Neyse çok geçmeden gürültü patırtı kesildi zaten. Arkadaşlardan öğrendik ki Mimar Sinan temelin sağlam olması için bekliyormuş. Gün geldi tekrar başladı. İnşaat yükseldikçe bizi de bir heyecan dalgasıdır sardı. Camii, imparatorluk topraklarının farklı yerlerinden getirilen malzemelerle tam yedi yılda tamamlandı. Ustabaşından duyduğumuza göre inşaatta 1713’ü Müslüman, toplam 3523 işçi çalışmış.
— O kadar kalabalıkta kafanın şişmesi normalmiş dede, ha ha ha…
— Yok evladım kafa şişmesi falan.
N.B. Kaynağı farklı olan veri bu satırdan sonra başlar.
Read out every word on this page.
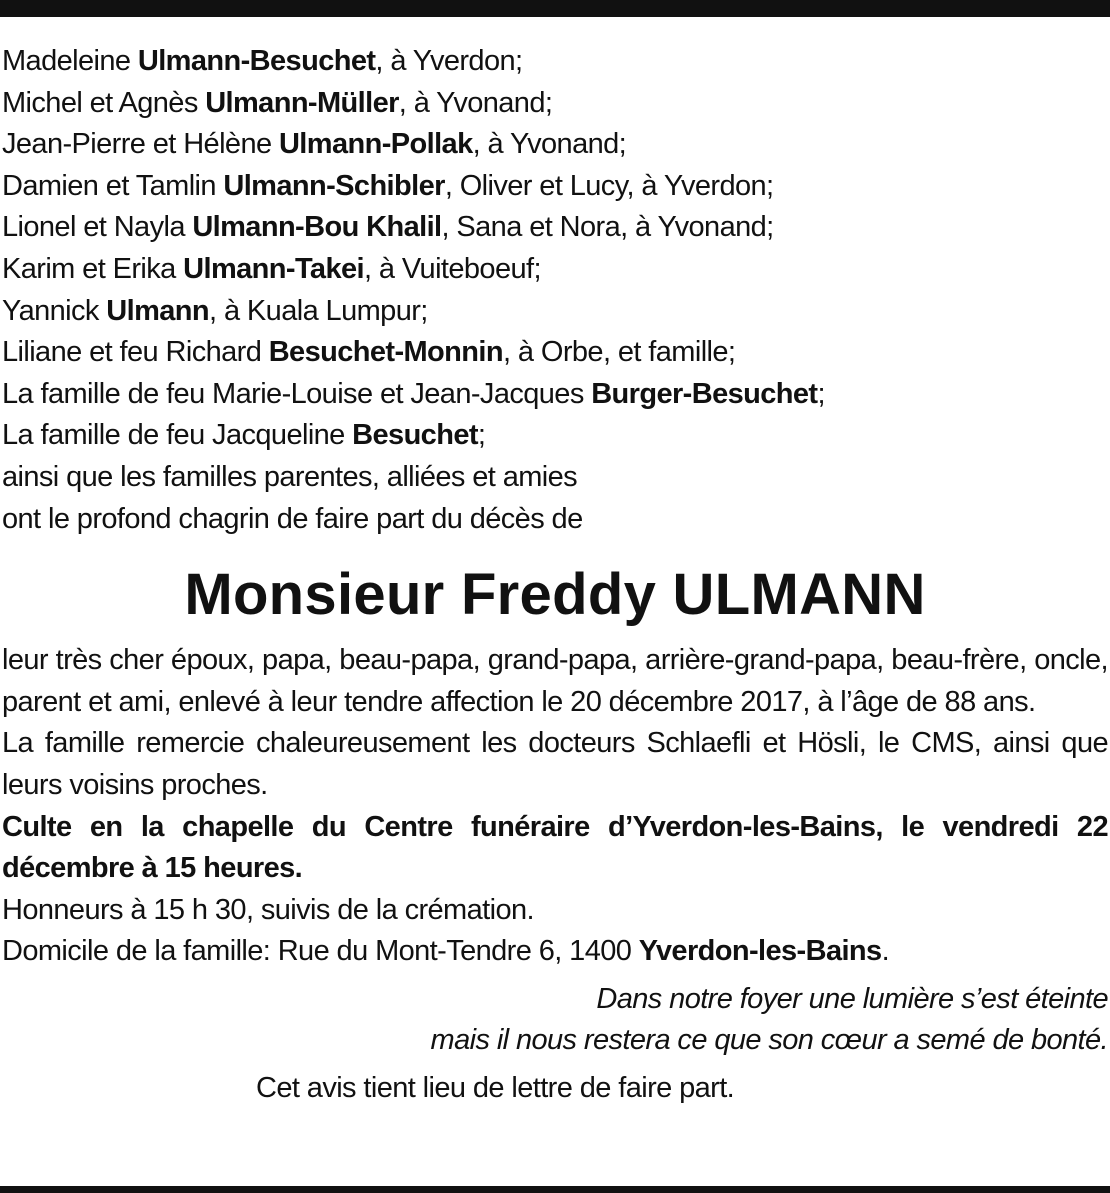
Madeleine Ulmann-Besuchet, à Yverdon;
Michel et Agnès Ulmann-Müller, à Yvonand;
Jean-Pierre et Hélène Ulmann-Pollak, à Yvonand;
Damien et Tamlin Ulmann-Schibler, Oliver et Lucy, à Yverdon;
Lionel et Nayla Ulmann-Bou Khalil, Sana et Nora, à Yvonand;
Karim et Erika Ulmann-Takei, à Vuiteboeuf;
Yannick Ulmann, à Kuala Lumpur;
Liliane et feu Richard Besuchet-Monnin, à Orbe, et famille;
La famille de feu Marie-Louise et Jean-Jacques Burger-Besuchet;
La famille de feu Jacqueline Besuchet;
ainsi que les familles parentes, alliées et amies
ont le profond chagrin de faire part du décès de
Monsieur Freddy ULMANN
leur très cher époux, papa, beau-papa, grand-papa, arrière-grand-papa, beau-frère, oncle, parent et ami, enlevé à leur tendre affection le 20 décembre 2017, à l’âge de 88 ans.
La famille remercie chaleureusement les docteurs Schlaefli et Hösli, le CMS, ainsi que leurs voisins proches.
Culte en la chapelle du Centre funéraire d’Yverdon-les-Bains, le vendredi 22 décembre à 15 heures.
Honneurs à 15 h 30, suivis de la crémation.
Domicile de la famille: Rue du Mont-Tendre 6, 1400 Yverdon-les-Bains.
Dans notre foyer une lumière s’est éteinte
mais il nous restera ce que son cœur a semé de bonté.
Cet avis tient lieu de lettre de faire part.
Heyecanla bekledik diyorum. İnanma sen Necati’ye.
Bak esas heyecanı açılışta yaşadık. Sultan Süleyman, Mimar Sinan’a dönüp, “Burayı senin açman daha uygun olur,” dedi. Çünkü mimarbaşının her bir ayrıntıyı nasıl ince ince düşündüğünü, gecesini gündüzüne katıp ortaya fevkalade bir eser çıkardığını biliyordu. Lakin Mimar Sinan padişahın bu isteğini geri çevirdi ve ona şöyle karşılık verdi: “Hünkârım, hattat Ahmed Karahisarî bu camiyi hatları ile donatırken gözlerini kaybetti. Bu şerefi ona bahşedelim.” Tabii ki Hünkâr da bu öneriyi yerinde buldu ve açılışı hattat Karahisarî yaptı. Elbette yanında en iyi öğrencisi ve manevi evladı Hasan Çelebi de vardı.
İşte bugün burada muhteşem Süleymaniye manzarasına karşı tünemiş tatlı tatlı muhabbet ediyorsak hep bu güzel ve gayretli insanlar sayesinde.